September 12, 2010
A (long) while ago I bought this beautiful hand painted canvas of Charley Harper's 1971 Blue Jay Bathing. I love the colours and the mindless but meditative labour that will be involved in sewing tiny cross stitches into something we can hang on our walls. Of course, I've had the canvas for months, but aside from the excusing myself from getting on with it due to lack of time, my main problem is that I just can't start a project without extensive research into the best way of going about it. And that goes for anything. Making a quilt for Ollie's first birthday took months, not because I couldn't find time, but because I would spend hours referencing and cross referencing as many sources of information as possible before making the first cut, sewing the first patch, even learning how to tie a quilters knot.
Anyway, I digress. This project is no different. I haven't embarked on a needlepoint project before, and in true personal style, I have chosen one that is intended for someone with more experience than I have. I don't do things by halves, and together with my obsession for doing things right this means that it will most likely be months before this one is finished and adorning our walls.
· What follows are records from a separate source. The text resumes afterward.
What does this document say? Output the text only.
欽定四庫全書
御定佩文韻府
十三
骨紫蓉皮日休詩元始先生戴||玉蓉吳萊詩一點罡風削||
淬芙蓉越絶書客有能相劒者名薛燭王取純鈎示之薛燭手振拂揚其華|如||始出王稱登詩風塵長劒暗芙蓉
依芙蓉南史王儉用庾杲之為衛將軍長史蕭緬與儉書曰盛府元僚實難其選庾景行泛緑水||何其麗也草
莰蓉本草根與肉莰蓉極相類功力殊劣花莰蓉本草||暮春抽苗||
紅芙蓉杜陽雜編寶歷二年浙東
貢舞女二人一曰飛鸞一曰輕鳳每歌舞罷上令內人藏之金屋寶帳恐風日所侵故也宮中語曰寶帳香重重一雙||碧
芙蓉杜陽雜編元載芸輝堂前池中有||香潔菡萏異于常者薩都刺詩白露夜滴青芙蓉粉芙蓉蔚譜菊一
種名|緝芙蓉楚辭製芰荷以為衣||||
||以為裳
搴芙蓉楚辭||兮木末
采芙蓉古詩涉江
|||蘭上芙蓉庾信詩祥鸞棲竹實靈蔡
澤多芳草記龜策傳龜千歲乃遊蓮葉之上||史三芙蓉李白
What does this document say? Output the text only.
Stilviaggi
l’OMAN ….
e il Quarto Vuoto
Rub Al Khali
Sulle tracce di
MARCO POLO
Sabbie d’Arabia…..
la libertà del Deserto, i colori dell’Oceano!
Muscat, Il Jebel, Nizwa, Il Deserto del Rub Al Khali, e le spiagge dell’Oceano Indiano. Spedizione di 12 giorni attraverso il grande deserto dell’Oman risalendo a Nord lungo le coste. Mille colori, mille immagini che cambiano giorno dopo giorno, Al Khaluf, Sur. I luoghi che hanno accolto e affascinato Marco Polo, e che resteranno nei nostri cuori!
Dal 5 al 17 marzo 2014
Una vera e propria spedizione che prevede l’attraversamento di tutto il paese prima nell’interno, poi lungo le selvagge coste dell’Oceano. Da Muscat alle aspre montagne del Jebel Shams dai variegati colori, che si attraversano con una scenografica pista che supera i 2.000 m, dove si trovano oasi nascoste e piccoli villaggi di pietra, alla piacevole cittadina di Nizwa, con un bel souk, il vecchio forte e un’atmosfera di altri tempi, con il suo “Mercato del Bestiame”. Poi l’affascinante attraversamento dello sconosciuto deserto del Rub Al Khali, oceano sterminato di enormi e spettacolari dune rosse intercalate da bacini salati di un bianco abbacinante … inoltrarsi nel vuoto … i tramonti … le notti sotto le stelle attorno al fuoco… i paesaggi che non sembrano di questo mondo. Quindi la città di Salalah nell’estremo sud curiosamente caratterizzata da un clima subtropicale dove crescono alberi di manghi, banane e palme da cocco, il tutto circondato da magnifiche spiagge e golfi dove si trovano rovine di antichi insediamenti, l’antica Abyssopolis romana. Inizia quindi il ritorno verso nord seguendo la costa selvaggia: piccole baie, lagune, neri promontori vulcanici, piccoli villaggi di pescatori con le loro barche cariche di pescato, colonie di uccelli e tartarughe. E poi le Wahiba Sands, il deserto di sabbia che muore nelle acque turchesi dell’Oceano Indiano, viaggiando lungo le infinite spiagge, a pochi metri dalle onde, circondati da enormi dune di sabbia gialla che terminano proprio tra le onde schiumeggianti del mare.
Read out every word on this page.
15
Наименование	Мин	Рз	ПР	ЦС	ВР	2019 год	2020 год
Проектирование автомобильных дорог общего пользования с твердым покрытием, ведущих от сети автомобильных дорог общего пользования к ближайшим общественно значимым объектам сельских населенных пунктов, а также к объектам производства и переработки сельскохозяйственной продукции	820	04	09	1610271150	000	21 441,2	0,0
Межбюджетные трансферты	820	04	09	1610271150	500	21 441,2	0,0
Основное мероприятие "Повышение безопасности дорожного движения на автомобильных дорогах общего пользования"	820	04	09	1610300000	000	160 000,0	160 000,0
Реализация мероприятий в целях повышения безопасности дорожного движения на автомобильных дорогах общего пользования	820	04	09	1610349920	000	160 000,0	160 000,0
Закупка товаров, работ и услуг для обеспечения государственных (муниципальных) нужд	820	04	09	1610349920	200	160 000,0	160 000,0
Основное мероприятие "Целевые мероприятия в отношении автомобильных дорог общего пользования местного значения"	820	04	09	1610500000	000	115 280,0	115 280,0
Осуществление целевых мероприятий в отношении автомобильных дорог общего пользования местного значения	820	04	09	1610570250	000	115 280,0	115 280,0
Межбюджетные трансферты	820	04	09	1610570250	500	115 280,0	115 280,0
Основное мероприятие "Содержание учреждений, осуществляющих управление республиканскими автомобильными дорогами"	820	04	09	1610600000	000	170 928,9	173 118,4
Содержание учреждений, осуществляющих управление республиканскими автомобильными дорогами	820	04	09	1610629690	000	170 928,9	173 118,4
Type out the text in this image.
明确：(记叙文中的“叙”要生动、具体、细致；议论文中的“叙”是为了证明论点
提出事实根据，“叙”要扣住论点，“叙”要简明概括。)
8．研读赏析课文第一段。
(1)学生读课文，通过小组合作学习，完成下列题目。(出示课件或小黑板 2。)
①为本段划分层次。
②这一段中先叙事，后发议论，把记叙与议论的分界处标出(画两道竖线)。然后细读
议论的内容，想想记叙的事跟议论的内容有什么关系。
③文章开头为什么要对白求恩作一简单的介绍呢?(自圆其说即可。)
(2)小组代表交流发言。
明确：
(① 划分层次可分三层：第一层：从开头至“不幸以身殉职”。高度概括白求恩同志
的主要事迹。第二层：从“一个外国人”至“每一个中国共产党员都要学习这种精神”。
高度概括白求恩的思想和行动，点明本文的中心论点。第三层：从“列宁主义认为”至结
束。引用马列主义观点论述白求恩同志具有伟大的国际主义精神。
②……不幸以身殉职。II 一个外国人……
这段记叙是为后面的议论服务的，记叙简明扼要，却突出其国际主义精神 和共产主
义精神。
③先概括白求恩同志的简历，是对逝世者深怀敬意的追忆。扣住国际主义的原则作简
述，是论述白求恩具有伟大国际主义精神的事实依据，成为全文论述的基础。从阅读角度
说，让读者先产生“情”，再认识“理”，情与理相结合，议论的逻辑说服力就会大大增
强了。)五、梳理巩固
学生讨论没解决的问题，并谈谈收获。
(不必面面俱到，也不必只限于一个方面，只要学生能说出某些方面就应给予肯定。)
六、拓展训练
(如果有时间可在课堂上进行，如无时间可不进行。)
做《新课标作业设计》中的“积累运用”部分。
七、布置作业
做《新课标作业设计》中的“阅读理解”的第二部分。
First I couldn't work out which gauge of wool to use, and whether to use wool at all. Who knew that genuine tapestries are stitched with wool? And the gauge/type of wool depends on the weight of the canvas. I didn't even know that the gauge of the mesh I have is 18:1, meaning there are 18 stitches per inch, which in turn means using a strand or two of crewel yarn. I worked it out eventually, but not before I bought two yarns of differing thickness and sat deliberating over whether one looked too chubby and the other too sparse. And then came the colour confusion. The canvas I have is (to my mind) perfect and of course, I want to match the colours exactly. You would think this would be easy when this brand of yarn I've found has over 400 colours to choose from. (What this actually means is that it's approximately 400 times more difficult to choose the exact shade, depending on what time of day and under which conditions I'm looking at the canvas. And by conditions, I mean light, not state of mind.) Finally, which stitch should I use? The Purl Bee says to use the 'ultra simple basketweave' but I can't say it's that easy. But I'm going to try. It might mean even more time on the internet, referencing sources and watching youtube videos (what a great way to learn) but I have to get it right!
I'm pretty sure I know how good it will feel to work on this project and see it finished, so I'm glad it's finally happening. And then maybe for the next project I'll be able to throw caution to the wind and just wing it. (Maybe.)